Construction work, never easy, becomes an ordeal in San Marcos. Traversing narrow village streets and twisting mountain roads is treacherous with heavy equipment, such as a six-ton road grader used to level ground for foundation laying. The soldiers can't wet the soil to hold down dust, as they do at home, because the water transforms the volcanic powder into a slippery sludge that doesn't let vehicles get tire traction.

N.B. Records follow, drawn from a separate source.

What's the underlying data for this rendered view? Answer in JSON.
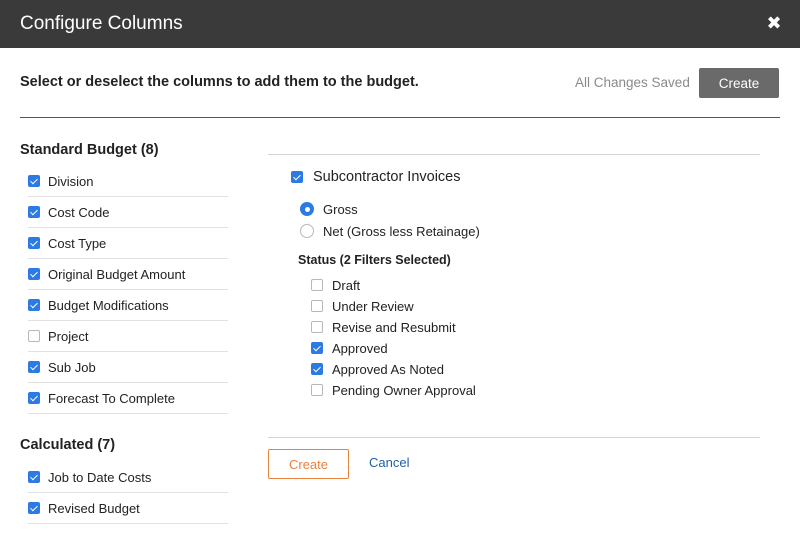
{
  "header": {
    "title": "Configure Columns",
    "close_glyph": "✖"
  },
  "toolbar": {
    "instruction": "Select or deselect the columns to add them to the budget.",
    "status": "All Changes Saved",
    "create_label": "Create"
  },
  "standard": {
    "title": "Standard Budget (8)",
    "items": [
      {
        "label": "Division",
        "checked": true
      },
      {
        "label": "Cost Code",
        "checked": true
      },
      {
        "label": "Cost Type",
        "checked": true
      },
      {
        "label": "Original Budget Amount",
        "checked": true
      },
      {
        "label": "Budget Modifications",
        "checked": true
      },
      {
        "label": "Project",
        "checked": false
      },
      {
        "label": "Sub Job",
        "checked": true
      },
      {
        "label": "Forecast To Complete",
        "checked": true
      }
    ]
  },
  "calculated": {
    "title": "Calculated (7)",
    "items": [
      {
        "label": "Job to Date Costs",
        "checked": true
      },
      {
        "label": "Revised Budget",
        "checked": true
      }
    ]
  },
  "detail": {
    "title": "Subcontractor Invoices",
    "checked": true,
    "options": [
      {
        "label": "Gross",
        "selected": true
      },
      {
        "label": "Net (Gross less Retainage)",
        "selected": false
      }
    ],
    "status_title": "Status (2 Filters Selected)",
    "statuses": [
      {
        "label": "Draft",
        "checked": false
      },
      {
        "label": "Under Review",
        "checked": false
      },
      {
        "label": "Revise and Resubmit",
        "checked": false
      },
      {
        "label": "Approved",
        "checked": true
      },
      {
        "label": "Approved As Noted",
        "checked": true
      },
      {
        "label": "Pending Owner Approval",
        "checked": false
      }
    ]
  },
  "footer": {
    "create_label": "Create",
    "cancel_label": "Cancel"
  }
}
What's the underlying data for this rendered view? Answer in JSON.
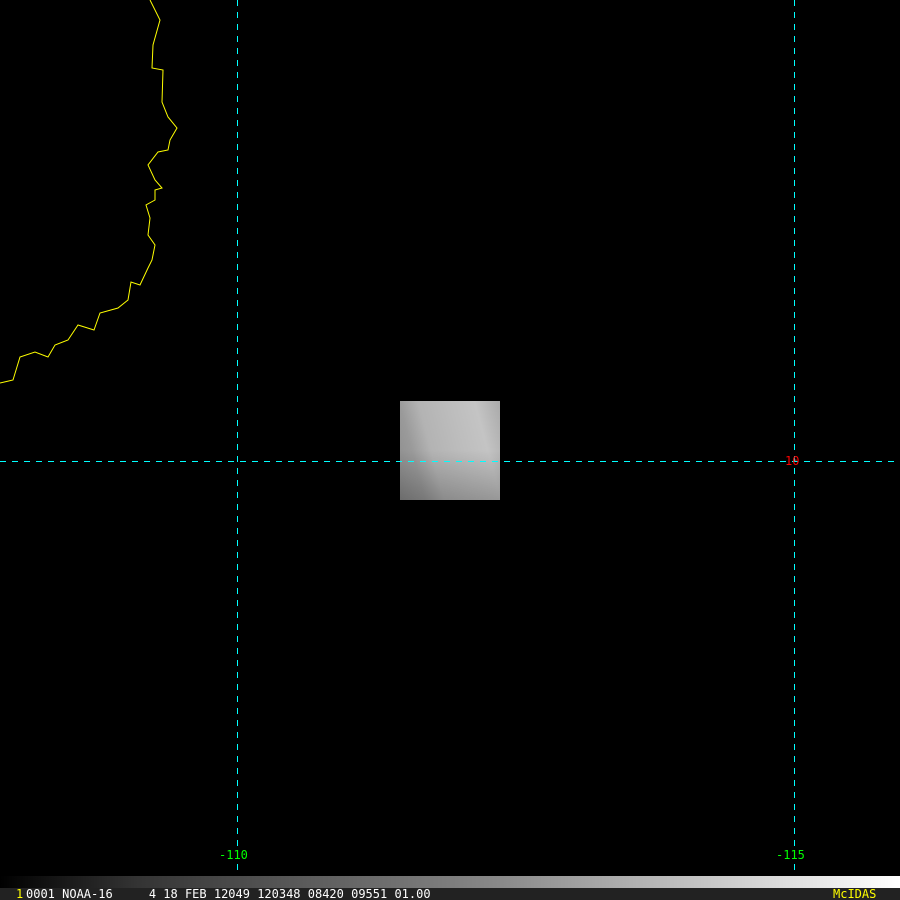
{
  "map": {
    "colors": {
      "grid": "#00ffff",
      "coast": "#ffff00",
      "lon_label": "#00ff00",
      "lat_label": "#ff0000",
      "brand": "#ffff00"
    },
    "lon_labels": [
      "-110",
      "-115"
    ],
    "lat_labels": [
      "10"
    ]
  },
  "status": {
    "frame": "1",
    "info": "0001 NOAA-16     4 18 FEB 12049 120348 08420 09551 01.00",
    "brand": "McIDAS"
  }
}
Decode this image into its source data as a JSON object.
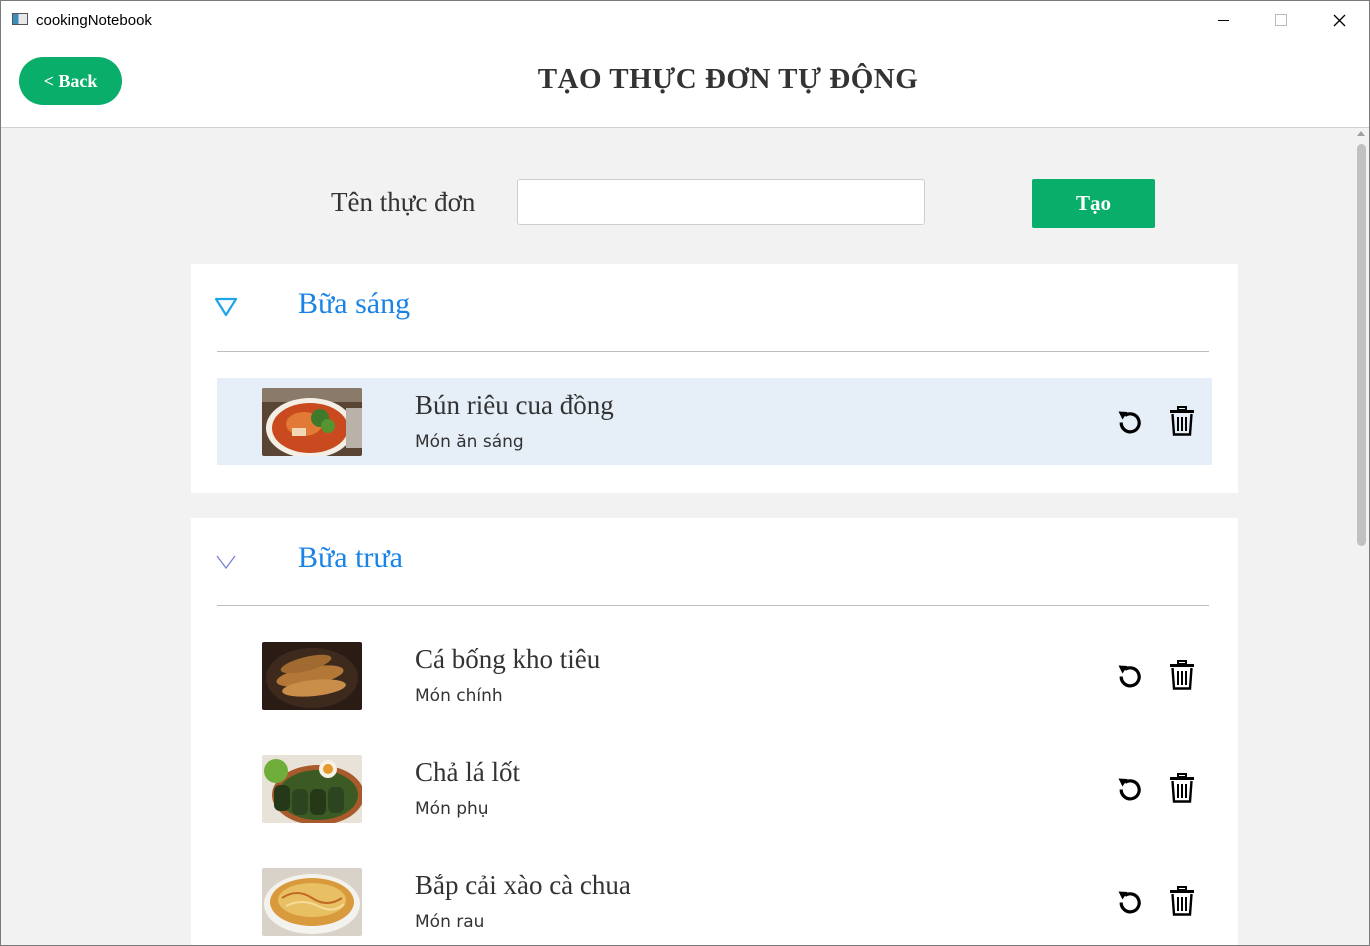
{
  "window": {
    "title": "cookingNotebook",
    "minimize_glyph": "—",
    "close_glyph": "✕"
  },
  "header": {
    "back_label": "< Back",
    "page_title": "TẠO THỰC ĐƠN TỰ ĐỘNG"
  },
  "form": {
    "name_label": "Tên thực đơn",
    "name_value": "",
    "create_label": "Tạo"
  },
  "colors": {
    "accent_green": "#0aae6b",
    "meal_title_blue": "#1a84e6",
    "selected_row": "#e6eef8"
  },
  "meals": [
    {
      "title": "Bữa sáng",
      "expanded": true,
      "dishes": [
        {
          "name": "Bún riêu cua đồng",
          "type": "Món ăn sáng",
          "icon": "bun-rieu-photo"
        }
      ]
    },
    {
      "title": "Bữa trưa",
      "expanded": true,
      "dishes": [
        {
          "name": "Cá bống kho tiêu",
          "type": "Món chính",
          "icon": "ca-bong-photo"
        },
        {
          "name": "Chả lá lốt",
          "type": "Món phụ",
          "icon": "cha-la-lot-photo"
        },
        {
          "name": "Bắp cải xào cà chua",
          "type": "Món rau",
          "icon": "bap-cai-photo"
        }
      ]
    }
  ]
}
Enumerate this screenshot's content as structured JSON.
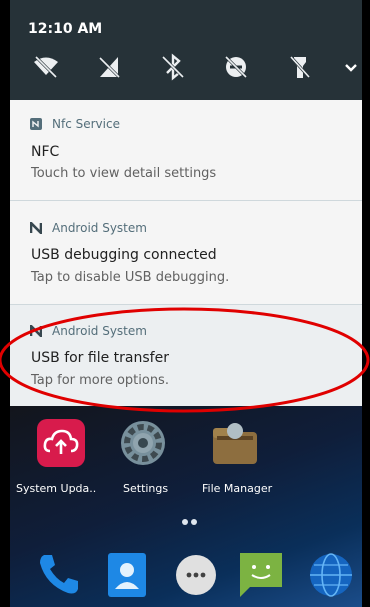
{
  "status_bar": {
    "time": "12:10 AM"
  },
  "quick_settings": {
    "icons": [
      "wifi-off-icon",
      "mobile-data-off-icon",
      "bluetooth-off-icon",
      "dnd-icon",
      "flashlight-off-icon"
    ],
    "expand_icon": "chevron-down-icon"
  },
  "notifications": [
    {
      "app": "Nfc Service",
      "title": "NFC",
      "text": "Touch to view detail settings"
    },
    {
      "app": "Android System",
      "title": "USB debugging connected",
      "text": "Tap to disable USB debugging."
    },
    {
      "app": "Android System",
      "title": "USB for file transfer",
      "text": "Tap for more options."
    }
  ],
  "home": {
    "apps": [
      {
        "label": "System Upda..",
        "icon": "cloud-upload-icon",
        "color": "#d81b4c"
      },
      {
        "label": "Settings",
        "icon": "gear-icon",
        "color": "#78909c"
      },
      {
        "label": "File Manager",
        "icon": "folder-icon",
        "color": "#8d6e3f"
      }
    ],
    "dock": [
      "phone-icon",
      "contacts-icon",
      "app-drawer-icon",
      "messages-icon",
      "browser-icon"
    ]
  },
  "annotation_color": "#e00000"
}
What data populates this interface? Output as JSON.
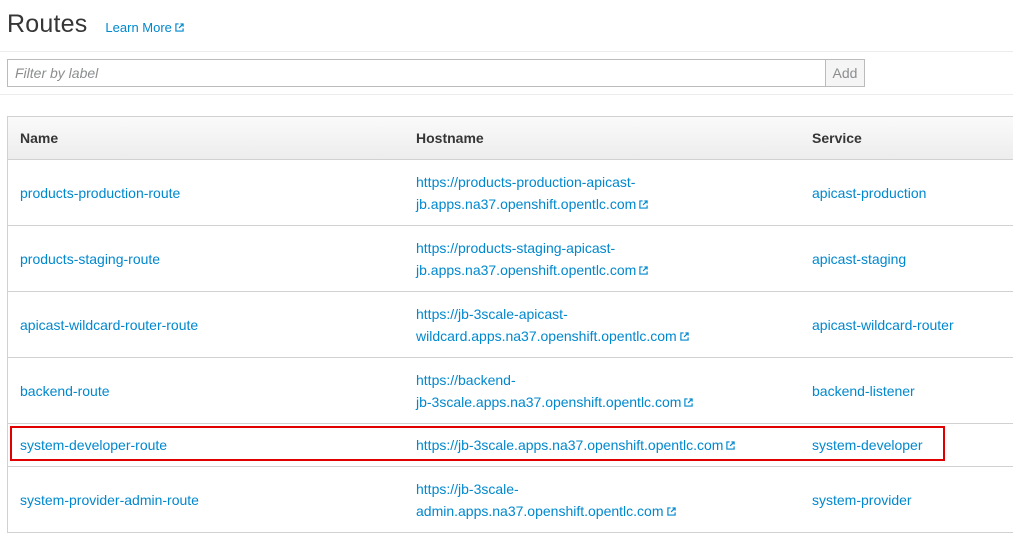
{
  "header": {
    "title": "Routes",
    "learn_more": "Learn More"
  },
  "filter": {
    "placeholder": "Filter by label",
    "value": "",
    "add_label": "Add"
  },
  "table": {
    "columns": [
      "Name",
      "Hostname",
      "Service"
    ],
    "rows": [
      {
        "name": "products-production-route",
        "host_line1": "https://products-production-apicast-",
        "host_line2": "jb.apps.na37.openshift.opentlc.com",
        "service": "apicast-production"
      },
      {
        "name": "products-staging-route",
        "host_line1": "https://products-staging-apicast-",
        "host_line2": "jb.apps.na37.openshift.opentlc.com",
        "service": "apicast-staging"
      },
      {
        "name": "apicast-wildcard-router-route",
        "host_line1": "https://jb-3scale-apicast-",
        "host_line2": "wildcard.apps.na37.openshift.opentlc.com",
        "service": "apicast-wildcard-router"
      },
      {
        "name": "backend-route",
        "host_line1": "https://backend-",
        "host_line2": "jb-3scale.apps.na37.openshift.opentlc.com",
        "service": "backend-listener"
      },
      {
        "name": "system-developer-route",
        "host_line1": "https://jb-3scale.apps.na37.openshift.opentlc.com",
        "host_line2": "",
        "service": "system-developer"
      },
      {
        "name": "system-provider-admin-route",
        "host_line1": "https://jb-3scale-",
        "host_line2": "admin.apps.na37.openshift.opentlc.com",
        "service": "system-provider"
      }
    ]
  },
  "colors": {
    "link": "#0088ce",
    "highlight": "#e00000"
  }
}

Living in San Marcos year-round, the residents aren't a healthy bunch. The dust causes all manner of respiratory ailments. Their worst medical woes: parasites from the lousy water fetched out of streams, and skin conditions such as pellagra, caused by vitamin deficiencies. Tuberculosis and venereal diseases also are common. Nor is dental hygiene widespread; Army dentists average 40 tooth extractions per day. And army veterinarians treat horses, goats, and pigs for worms. Hispanic-American soldiers like Specialist Perla Fuentes, an accounting assistant in a New York investment firm, do the translating for U.S. medical folks. Says Fuentes: "They have no money, of course, and tell us: `God will repay you."'
Hassles and hardships aside, the reservists are glad to be helping out in San Marcos. "This may not be what you think of as a usual military mission," says Richards, "but it's a good one because we get to help people." Following a vicious war in which the U.S. had a hand, that's a fitting sentiment.